Am Fam Physician. 2002 Jan 1;65(1) Online.
to the editor: American Family Physician should be commended for its series on human immunodeficiency virus (HIV) guidelines.1-3 These articles provide physicians with evidence-based data on the rapidly evolving management of patients with HIV infection.
A recent study by El-Sadr and colleagues4 provides useful data that should be beneficial to physicians caring for HIV-infected persons and to persons who formulate the U.S. Public Health Service/Infectious Diseases Society of America (USPHS/IDSA) guidelines.3 Current guidelines state that “although the optimal criteria for discontinuing Mycobacterium avium (MAC) complex prophylaxis remain to be defined, a reasonable option would be to consider discontinuing MAC prophylaxis in patients with CD4+ T-lymphocyte count greater than 100 cells per mL (100 X 106 per L) for a sustained period (e.g., three to six months) and suppression of HIV plasma RNA for a similar period.4
El-Sadr and colleagues4 investigated the question of whether MAC prophylaxis can be safely discontinued in patients whose CD4+ cell counts have substantially increased with highly active antiretroviral therapy.
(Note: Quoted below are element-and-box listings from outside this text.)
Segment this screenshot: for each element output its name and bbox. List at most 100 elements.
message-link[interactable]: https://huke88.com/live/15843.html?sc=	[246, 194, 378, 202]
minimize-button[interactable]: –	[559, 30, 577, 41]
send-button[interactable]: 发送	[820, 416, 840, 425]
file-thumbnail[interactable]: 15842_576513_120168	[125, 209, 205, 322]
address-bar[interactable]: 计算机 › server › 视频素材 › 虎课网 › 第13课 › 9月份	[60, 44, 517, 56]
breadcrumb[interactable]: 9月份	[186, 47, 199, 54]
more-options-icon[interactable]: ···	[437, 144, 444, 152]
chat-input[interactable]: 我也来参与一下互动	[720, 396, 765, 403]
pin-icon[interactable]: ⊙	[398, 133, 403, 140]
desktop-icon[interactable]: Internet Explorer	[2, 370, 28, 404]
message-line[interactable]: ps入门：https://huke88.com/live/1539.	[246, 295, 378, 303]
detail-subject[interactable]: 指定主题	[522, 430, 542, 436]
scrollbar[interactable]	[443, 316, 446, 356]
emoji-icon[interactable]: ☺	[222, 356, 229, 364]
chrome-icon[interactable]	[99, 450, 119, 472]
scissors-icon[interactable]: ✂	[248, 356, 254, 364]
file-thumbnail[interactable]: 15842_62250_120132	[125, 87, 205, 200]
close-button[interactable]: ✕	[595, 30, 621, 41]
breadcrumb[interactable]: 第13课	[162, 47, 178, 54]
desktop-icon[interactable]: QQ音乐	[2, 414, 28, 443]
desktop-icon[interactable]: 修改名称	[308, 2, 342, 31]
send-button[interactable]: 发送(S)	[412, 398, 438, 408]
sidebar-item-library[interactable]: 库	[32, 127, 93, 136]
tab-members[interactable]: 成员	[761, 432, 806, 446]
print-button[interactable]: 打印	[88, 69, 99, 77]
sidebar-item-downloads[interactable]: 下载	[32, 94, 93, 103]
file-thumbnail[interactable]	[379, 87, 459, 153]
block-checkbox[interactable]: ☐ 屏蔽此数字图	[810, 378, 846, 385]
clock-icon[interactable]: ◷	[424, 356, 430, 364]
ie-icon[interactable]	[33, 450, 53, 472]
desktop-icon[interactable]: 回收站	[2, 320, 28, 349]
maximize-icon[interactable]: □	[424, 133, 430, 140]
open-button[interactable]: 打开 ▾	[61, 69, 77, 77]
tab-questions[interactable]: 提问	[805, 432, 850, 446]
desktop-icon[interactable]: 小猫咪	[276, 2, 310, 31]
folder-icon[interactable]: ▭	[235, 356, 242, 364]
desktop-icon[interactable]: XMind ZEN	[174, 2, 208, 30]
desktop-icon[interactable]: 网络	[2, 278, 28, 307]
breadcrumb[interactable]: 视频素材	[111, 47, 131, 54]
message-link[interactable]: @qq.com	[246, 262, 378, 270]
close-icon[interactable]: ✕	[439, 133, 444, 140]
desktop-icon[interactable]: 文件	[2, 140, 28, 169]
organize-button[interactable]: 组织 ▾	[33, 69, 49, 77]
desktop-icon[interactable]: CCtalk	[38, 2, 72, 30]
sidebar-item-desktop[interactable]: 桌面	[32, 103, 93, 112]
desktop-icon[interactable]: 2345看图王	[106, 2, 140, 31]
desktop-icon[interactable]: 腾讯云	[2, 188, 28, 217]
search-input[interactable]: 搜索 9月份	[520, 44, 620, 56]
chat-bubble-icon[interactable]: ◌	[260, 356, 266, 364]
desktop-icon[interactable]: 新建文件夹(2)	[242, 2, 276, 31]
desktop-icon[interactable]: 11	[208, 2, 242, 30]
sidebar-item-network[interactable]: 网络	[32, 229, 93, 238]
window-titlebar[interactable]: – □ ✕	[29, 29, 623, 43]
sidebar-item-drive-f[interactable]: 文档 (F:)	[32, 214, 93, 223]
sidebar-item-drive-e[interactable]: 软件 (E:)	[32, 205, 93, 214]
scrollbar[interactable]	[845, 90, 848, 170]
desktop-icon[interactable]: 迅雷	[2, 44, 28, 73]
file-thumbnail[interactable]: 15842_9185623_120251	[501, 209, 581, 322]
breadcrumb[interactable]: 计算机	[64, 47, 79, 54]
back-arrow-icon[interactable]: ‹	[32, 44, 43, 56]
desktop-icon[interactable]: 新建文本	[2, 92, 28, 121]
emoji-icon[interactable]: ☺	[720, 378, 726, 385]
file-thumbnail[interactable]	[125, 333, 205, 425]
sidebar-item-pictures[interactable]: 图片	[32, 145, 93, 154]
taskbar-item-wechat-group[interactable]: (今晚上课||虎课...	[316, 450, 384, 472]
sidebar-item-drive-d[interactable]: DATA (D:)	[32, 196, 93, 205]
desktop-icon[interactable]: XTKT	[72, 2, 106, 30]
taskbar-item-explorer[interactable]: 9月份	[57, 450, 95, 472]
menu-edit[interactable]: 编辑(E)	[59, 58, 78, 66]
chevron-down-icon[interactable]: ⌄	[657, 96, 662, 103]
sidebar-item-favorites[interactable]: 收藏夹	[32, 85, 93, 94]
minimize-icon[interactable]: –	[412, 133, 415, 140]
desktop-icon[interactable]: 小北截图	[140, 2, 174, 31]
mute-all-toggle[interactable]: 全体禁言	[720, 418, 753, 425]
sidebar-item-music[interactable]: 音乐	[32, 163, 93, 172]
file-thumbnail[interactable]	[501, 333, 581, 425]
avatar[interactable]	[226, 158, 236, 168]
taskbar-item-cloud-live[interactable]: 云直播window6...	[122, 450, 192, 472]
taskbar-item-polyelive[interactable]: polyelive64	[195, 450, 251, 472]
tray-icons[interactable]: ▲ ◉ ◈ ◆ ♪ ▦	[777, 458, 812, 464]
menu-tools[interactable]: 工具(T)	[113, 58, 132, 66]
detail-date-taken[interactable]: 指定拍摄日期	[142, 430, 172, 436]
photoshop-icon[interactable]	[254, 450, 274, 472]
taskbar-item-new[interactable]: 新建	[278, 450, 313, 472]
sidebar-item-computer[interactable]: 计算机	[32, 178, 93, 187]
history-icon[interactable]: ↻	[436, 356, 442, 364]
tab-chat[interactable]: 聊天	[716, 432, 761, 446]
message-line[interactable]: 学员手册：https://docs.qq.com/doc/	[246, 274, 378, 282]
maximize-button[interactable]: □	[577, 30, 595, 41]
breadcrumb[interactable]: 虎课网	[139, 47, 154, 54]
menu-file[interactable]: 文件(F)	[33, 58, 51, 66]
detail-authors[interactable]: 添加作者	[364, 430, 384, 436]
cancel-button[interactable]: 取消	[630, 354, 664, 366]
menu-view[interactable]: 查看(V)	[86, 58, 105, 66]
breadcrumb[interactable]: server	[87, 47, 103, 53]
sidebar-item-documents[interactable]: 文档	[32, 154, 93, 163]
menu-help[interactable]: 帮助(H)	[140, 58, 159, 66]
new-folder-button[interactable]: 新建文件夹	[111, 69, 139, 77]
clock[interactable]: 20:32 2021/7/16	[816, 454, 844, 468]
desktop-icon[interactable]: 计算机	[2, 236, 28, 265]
They conducted a multicenter, double-blind, randomized trial of azithromycin treatment versus placebo in HIV-infected patients whose CD4+ cell counts had increased from less than 50 per mL (50 X 106 per L) to greater than 100 per mL with highly active antiretroviral therapy. The primary end point was MAC disease or bacterial pneumonia.
During a median of 12 months of follow-up, they found no episodes of confirmed MAC disease in either group. In addition, the number of patients with bacterial pneumonia did not differ significantly between treated patients and patients who received placebo (three patients in the azithromycin group [1.2 percent] versus five in the placebo group [1.9 percent]). Neither HIV nor the mortality rate differed significantly between the two groups. Based on these findings, the authors concluded that azithromycin prophylaxis can safely be withheld in HIV-infected patients with CD4+ cell counts greater than 100 per mL in response to highly active antiretroviral therapy.
The study by El-Sadr and colleagues4 did not specifically state the duration of time that their patients CD4+ titers and HIV-RNA loads were monitored prior to study randomization (their article mentions . . . count of more than 100 cells per mL on two consecutive occasions . . .). However, this question should be relatively easy to answer from their database and is likely to be at least six months because current USPHS/IDSA guidelines advocate monitoring CD4+ titers and HIV-RNA loads every three months.
This promising study and others like it will continue to expand our knowledge and enable physicians to safely modify practice strategies in a rational, evidence-based manner.
1. 1999 USPHS/IDSA guidelines for the prevention of opportunistic infections in persons infected with HIV: part I. Prevention of exposure. Am Fam Physician 2000;61:163-74.
2. 1999 USPHS/IDSA guidelines for the prevention of opportunistic infections in persons with HIV: part II. Prevention of the first episode of disease. Am Fam Physician 2000;61:441-2,445-9,453-4.
3. 1999 USPHS/IDSA guidelines for the prevention of opportunistic infections in persons with HIV: part III. Prevention of disease recurrence. Am Fam Physician 2000;61:771-8,780,785.
4. El-Sadr WM, Burman WJ, Grant LB, Matts JP, Hafner R, Crane L, et al. Discontinuation of prophylaxis against Mycobacterium avium complex disease in HIV-infected patients who have a response to antiretroviral therapy. N Engl J Med 2000;342:1085-92.